Levy a attribué l’absence de reddition de comptes concernant les attaques menées par des colons israéliens à ce qu’il a décrit comme un système d’apartheid.
«Rien n’arrivera aux colons. Tout d’abord, pour répondre à votre question sur la raison, c’est parce qu’il s’agit d’un système d’apartheid. C’est aussi simple que cela : les juifs et les Palestiniens ne sont pas égaux en Cisjordanie lorsqu’il s’agit de rendre des comptes».
Aucun changement politique majeur attendu après les élections
Levy a déclaré que les critiques internationales n’avaient pas dissuadé Israël, soulignant que le pays n’avait pas fait l’objet de ce qu’il considère comme des sanctions efficaces.
«Ce ne sont que des condamnations et des paroles, mais le monde n’a pris aucune mesure réellement sérieuse contre Israël. La Türkiye l’a fait, évidemment, mais l’Occident, je veux dire l’UE, les États-Unis, n’ont pris aucune mesure contre Israël. Les Israéliens n’en ont donc absolument pas peur».
Il a déclaré que les prochaines élections influaient également sur les développements en Cisjordanie, tandis que Netanyahou cherchait à renforcer les tensions sur plusieurs fronts.
«Pourquoi seulement la Cisjordanie ? Pourquoi pas Gaza ? Pourquoi pas le Liban ? Pourquoi pas l’Iran ? Je veux dire, il essaie, et ce gouvernement essaie d’échauffer tous les fronts».
Levy a déclaré que le gouvernement cherchait à s’emparer du plus de territoire possible avant les élections parce qu’il pensait pouvoir perdre le pouvoir.
«En Cisjordanie, c’est un autre aspect, et il y a aussi le fait qu’ils sentent qu’ils pourraient perdre les élections, et qu’ils essaient donc d’obtenir le plus possible avant les élections, parce que tous ces territoires, tous ces champs dont ils peuvent prendre le contrôle — déjà un million de dounams — ne seront jamais rendus aux Palestiniens.

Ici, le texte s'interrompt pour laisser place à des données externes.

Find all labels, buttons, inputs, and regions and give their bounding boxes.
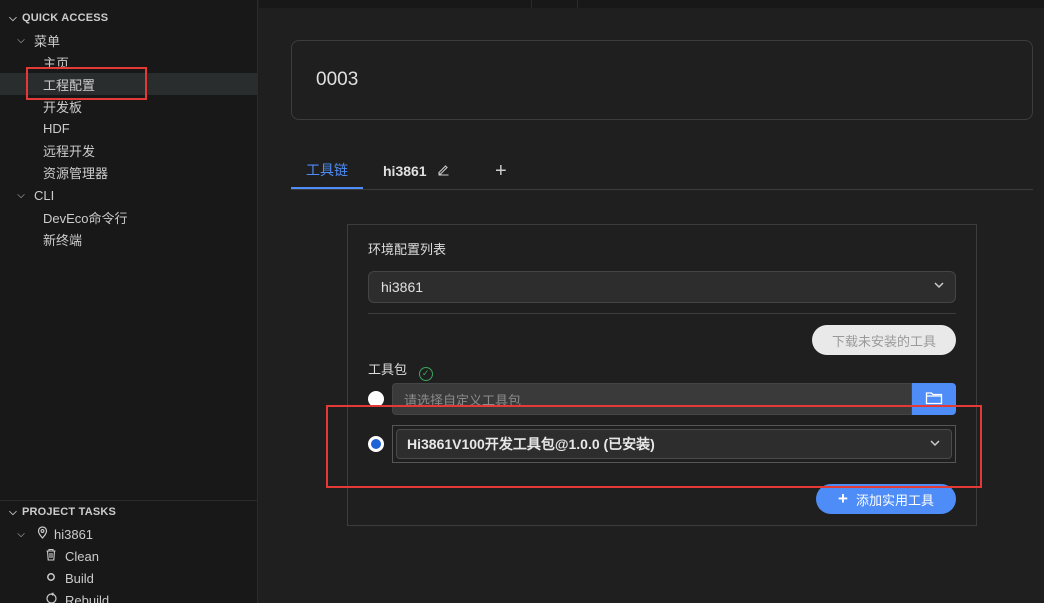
- tree-item-label: 工程配置: [43, 77, 96, 93]
- toolkit-select-frame: Hi3861V100开发工具包@1.0.0 (已安装): [392, 425, 956, 463]
- button-label: 下载未安装的工具: [831, 333, 936, 349]
- tree-item-label: CLI: [34, 187, 55, 203]
- tab-hi3861[interactable]: hi3861: [383, 152, 450, 190]
- tree-item-resource-manager[interactable]: 资源管理器: [0, 161, 258, 183]
- top-strip: [259, 0, 1044, 8]
- tree-item-label: HDF: [43, 120, 70, 136]
- tree-item-label: 资源管理器: [43, 165, 109, 181]
- tree-item-label: 菜单: [34, 33, 61, 49]
- rebuild-icon: [43, 592, 59, 603]
- quick-access-title: QUICK ACCESS: [22, 12, 109, 24]
- chevron-down-icon: [929, 437, 941, 452]
- location-pin-icon: [34, 526, 50, 542]
- check-circle-icon: ✓: [418, 367, 433, 381]
- project-tasks-title: PROJECT TASKS: [22, 506, 117, 518]
- task-label: Clean: [65, 548, 99, 564]
- tree-item-remote-dev[interactable]: 远程开发: [0, 139, 258, 161]
- tree-item-hdf[interactable]: HDF: [0, 117, 258, 139]
- chevron-down-icon: ⌵: [17, 189, 25, 201]
- chevron-down-icon: ⌵: [9, 12, 17, 24]
- tree-item-deveco-cli[interactable]: DevEco命令行: [0, 206, 258, 228]
- tab-label: 工具链: [306, 161, 348, 178]
- tree-item-label: 主页: [43, 55, 70, 71]
- tree-item-label: DevEco命令行: [43, 210, 128, 226]
- toolkit-select[interactable]: Hi3861V100开发工具包@1.0.0 (已安装): [396, 429, 952, 459]
- project-tasks-header[interactable]: ⌵ PROJECT TASKS: [0, 502, 258, 522]
- tree-item-project-config[interactable]: 工程配置: [0, 73, 258, 95]
- task-label: Build: [65, 570, 94, 586]
- env-config-value: hi3861: [381, 279, 424, 295]
- custom-toolkit-input[interactable]: 请选择自定义工具包: [392, 383, 912, 415]
- input-placeholder: 请选择自定义工具包: [404, 392, 522, 408]
- tree-item-new-terminal[interactable]: 新终端: [0, 228, 258, 250]
- tree-item-dev-board[interactable]: 开发板: [0, 95, 258, 117]
- folder-icon: [925, 391, 943, 408]
- env-config-select[interactable]: hi3861: [368, 271, 956, 303]
- task-rebuild[interactable]: Rebuild: [0, 589, 258, 603]
- circle-icon: [43, 571, 59, 585]
- sidebar: ⌵ QUICK ACCESS ⌵ 菜单 主页 工程配置 开发板 HDF 远程开发…: [0, 0, 258, 603]
- plus-icon: +: [495, 159, 507, 182]
- quick-access-header[interactable]: ⌵ QUICK ACCESS: [0, 8, 258, 28]
- trash-icon: [43, 548, 59, 564]
- chevron-down-icon: ⌵: [17, 34, 25, 46]
- add-utility-tool-button[interactable]: + 添加实用工具: [816, 484, 956, 514]
- toolkit-label-row: 工具包 ✓: [368, 359, 433, 381]
- project-name-card: 0003: [291, 40, 1033, 120]
- button-label: 添加实用工具: [855, 492, 934, 508]
- divider: [531, 0, 532, 8]
- pencil-icon[interactable]: [437, 163, 450, 179]
- divider: [368, 313, 956, 314]
- project-name: 0003: [316, 69, 359, 90]
- browse-folder-button[interactable]: [912, 383, 956, 415]
- tree-item-label: 开发板: [43, 99, 83, 115]
- task-label: Rebuild: [65, 592, 110, 603]
- custom-toolkit-radio[interactable]: [368, 391, 384, 407]
- tree-item-project-hi3861[interactable]: ⌵ hi3861: [0, 523, 258, 545]
- toolchain-panel: 环境配置列表 hi3861 下载未安装的工具 工具包 ✓ 请选择自定义工具包 H…: [347, 224, 977, 526]
- main-content: 0003 工具链 hi3861 + 环境配置列表 hi3861 下载未安装的工具: [259, 0, 1044, 603]
- chevron-down-icon: [933, 279, 945, 294]
- task-clean[interactable]: Clean: [0, 545, 258, 567]
- tree-item-label: 远程开发: [43, 143, 96, 159]
- tree-item-label: 新终端: [43, 232, 83, 248]
- add-tab-button[interactable]: +: [495, 152, 507, 190]
- download-uninstalled-tools-button[interactable]: 下载未安装的工具: [812, 325, 956, 355]
- chevron-down-icon: ⌵: [9, 506, 17, 518]
- toolkit-label: 工具包: [368, 362, 408, 377]
- tree-item-label: hi3861: [54, 526, 94, 542]
- chevron-down-icon: ⌵: [17, 528, 25, 540]
- plus-icon: +: [838, 489, 848, 508]
- tree-item-home[interactable]: 主页: [0, 51, 258, 73]
- task-build[interactable]: Build: [0, 567, 258, 589]
- selected-toolkit-radio[interactable]: [368, 436, 384, 452]
- tab-bar: 工具链 hi3861 +: [291, 152, 1033, 190]
- tab-toolchain[interactable]: 工具链: [291, 152, 363, 189]
- toolkit-select-value: Hi3861V100开发工具包@1.0.0 (已安装): [407, 436, 655, 452]
- tree-item-cli[interactable]: ⌵ CLI: [0, 184, 258, 206]
- tab-label: hi3861: [383, 163, 427, 179]
- tree-item-menu[interactable]: ⌵ 菜单: [0, 29, 258, 51]
- section-divider: [0, 500, 258, 501]
- env-config-label: 环境配置列表: [368, 242, 447, 257]
- divider: [577, 0, 578, 8]
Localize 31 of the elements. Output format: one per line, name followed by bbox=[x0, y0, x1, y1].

«Ils essaient de s’emparer du plus possible jusqu’aux élections et de construire autant de nouveaux avant-postes que possible, parce qu’ils comprennent qu’après les élections ce sera beaucoup plus difficile, car il y aura un nouveau gouvernement. Il existe donc un lien direct entre cela et les élections».

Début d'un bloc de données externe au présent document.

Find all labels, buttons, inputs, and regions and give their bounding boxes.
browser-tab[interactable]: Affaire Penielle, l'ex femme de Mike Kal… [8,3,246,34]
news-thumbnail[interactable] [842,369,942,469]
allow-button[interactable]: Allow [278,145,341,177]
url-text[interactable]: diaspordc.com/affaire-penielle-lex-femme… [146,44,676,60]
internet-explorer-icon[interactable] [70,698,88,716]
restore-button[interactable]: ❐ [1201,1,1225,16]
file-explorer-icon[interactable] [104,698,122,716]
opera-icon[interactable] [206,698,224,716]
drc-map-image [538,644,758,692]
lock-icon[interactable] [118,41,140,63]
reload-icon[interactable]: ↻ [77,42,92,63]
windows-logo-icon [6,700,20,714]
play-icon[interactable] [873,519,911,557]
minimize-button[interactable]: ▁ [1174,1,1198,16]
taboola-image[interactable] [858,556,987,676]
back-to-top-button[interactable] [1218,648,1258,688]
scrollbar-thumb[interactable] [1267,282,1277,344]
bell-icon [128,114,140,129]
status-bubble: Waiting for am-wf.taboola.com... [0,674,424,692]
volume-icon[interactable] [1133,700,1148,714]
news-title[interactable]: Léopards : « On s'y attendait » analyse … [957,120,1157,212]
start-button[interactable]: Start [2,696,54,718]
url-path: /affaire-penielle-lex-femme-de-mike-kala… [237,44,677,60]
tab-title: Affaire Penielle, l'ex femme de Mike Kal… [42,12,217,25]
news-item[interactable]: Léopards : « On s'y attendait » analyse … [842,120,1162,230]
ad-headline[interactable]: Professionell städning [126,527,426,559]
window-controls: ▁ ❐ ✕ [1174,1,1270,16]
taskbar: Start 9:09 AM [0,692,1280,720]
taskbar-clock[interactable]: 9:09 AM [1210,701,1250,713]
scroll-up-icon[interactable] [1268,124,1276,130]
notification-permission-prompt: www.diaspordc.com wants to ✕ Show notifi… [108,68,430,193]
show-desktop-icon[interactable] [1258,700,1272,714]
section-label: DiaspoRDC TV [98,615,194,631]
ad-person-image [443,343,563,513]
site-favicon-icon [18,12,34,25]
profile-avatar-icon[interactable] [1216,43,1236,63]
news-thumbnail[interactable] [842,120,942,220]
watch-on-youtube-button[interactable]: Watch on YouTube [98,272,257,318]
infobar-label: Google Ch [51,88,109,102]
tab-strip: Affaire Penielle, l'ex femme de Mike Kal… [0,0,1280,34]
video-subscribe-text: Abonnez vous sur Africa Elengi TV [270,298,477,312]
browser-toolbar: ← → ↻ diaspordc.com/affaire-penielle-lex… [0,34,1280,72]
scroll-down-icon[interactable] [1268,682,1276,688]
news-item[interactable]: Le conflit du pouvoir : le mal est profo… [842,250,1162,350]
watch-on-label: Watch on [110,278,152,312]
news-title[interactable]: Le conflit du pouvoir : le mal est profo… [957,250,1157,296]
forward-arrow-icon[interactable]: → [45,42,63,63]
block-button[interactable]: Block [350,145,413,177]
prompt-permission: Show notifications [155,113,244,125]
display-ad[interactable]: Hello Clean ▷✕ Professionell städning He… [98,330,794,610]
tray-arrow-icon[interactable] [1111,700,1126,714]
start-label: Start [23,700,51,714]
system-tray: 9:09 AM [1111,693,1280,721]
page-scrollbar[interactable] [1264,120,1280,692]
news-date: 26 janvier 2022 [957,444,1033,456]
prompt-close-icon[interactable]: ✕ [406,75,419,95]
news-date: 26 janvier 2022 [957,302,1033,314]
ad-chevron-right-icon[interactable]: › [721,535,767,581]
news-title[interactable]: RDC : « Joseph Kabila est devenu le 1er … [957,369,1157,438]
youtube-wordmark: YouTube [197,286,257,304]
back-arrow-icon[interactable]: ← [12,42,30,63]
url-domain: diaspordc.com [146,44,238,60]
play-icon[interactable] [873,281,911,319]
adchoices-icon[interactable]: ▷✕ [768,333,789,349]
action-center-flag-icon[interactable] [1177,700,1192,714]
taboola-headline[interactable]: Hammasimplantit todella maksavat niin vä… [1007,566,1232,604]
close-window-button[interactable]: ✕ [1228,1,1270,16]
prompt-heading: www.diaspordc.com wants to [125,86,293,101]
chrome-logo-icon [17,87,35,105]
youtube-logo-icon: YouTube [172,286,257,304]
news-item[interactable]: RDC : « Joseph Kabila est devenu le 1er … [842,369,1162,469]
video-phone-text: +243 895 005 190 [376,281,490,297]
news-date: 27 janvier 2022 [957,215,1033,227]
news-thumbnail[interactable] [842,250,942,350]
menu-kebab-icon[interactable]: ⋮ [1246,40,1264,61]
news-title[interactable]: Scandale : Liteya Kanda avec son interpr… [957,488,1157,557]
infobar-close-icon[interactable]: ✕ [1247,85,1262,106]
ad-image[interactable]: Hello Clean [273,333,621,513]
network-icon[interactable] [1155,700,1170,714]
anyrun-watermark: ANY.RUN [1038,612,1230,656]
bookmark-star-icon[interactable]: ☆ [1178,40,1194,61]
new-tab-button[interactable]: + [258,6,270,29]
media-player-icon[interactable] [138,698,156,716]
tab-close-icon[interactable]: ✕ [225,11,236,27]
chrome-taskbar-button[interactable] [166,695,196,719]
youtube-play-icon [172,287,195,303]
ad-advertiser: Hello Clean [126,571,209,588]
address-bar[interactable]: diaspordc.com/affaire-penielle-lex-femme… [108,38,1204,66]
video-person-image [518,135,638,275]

Levy a déclaré qu’il ne s’attendait pas à un changement majeur de la politique israélienne, même si le gouvernement de Netanyahou était remplacé.
«Malheureusement, la bonne nouvelle est que ce gouvernement arrivera au terme de son mandat. Il se retirera, mais je ne pense pas qu’il y aura de changement majeur, ni à l’égard des Palestiniens, ni à l’égard de Gaza, ni à l’égard du sud du Liban».
«Aucun d’entre eux n’a critiqué le génocide à Gaza. Aucun d’entre eux ne semble très préoccupé par ce qui se passe en Cisjordanie. Je pense qu’en Cisjordanie, ils freineront un peu les colons, oui, mais stratégiquement, l’État palestinien, toute forme de solution, la fin de l’occupation, la fin de l’apartheid, toutes ces choses ne les intéressent absolument pas, et ils poursuivront la même politique qui est la politique d’Israël».
«Ce n’est pas la politique d’un gouvernement ou d’un autre», a-t-il conclu.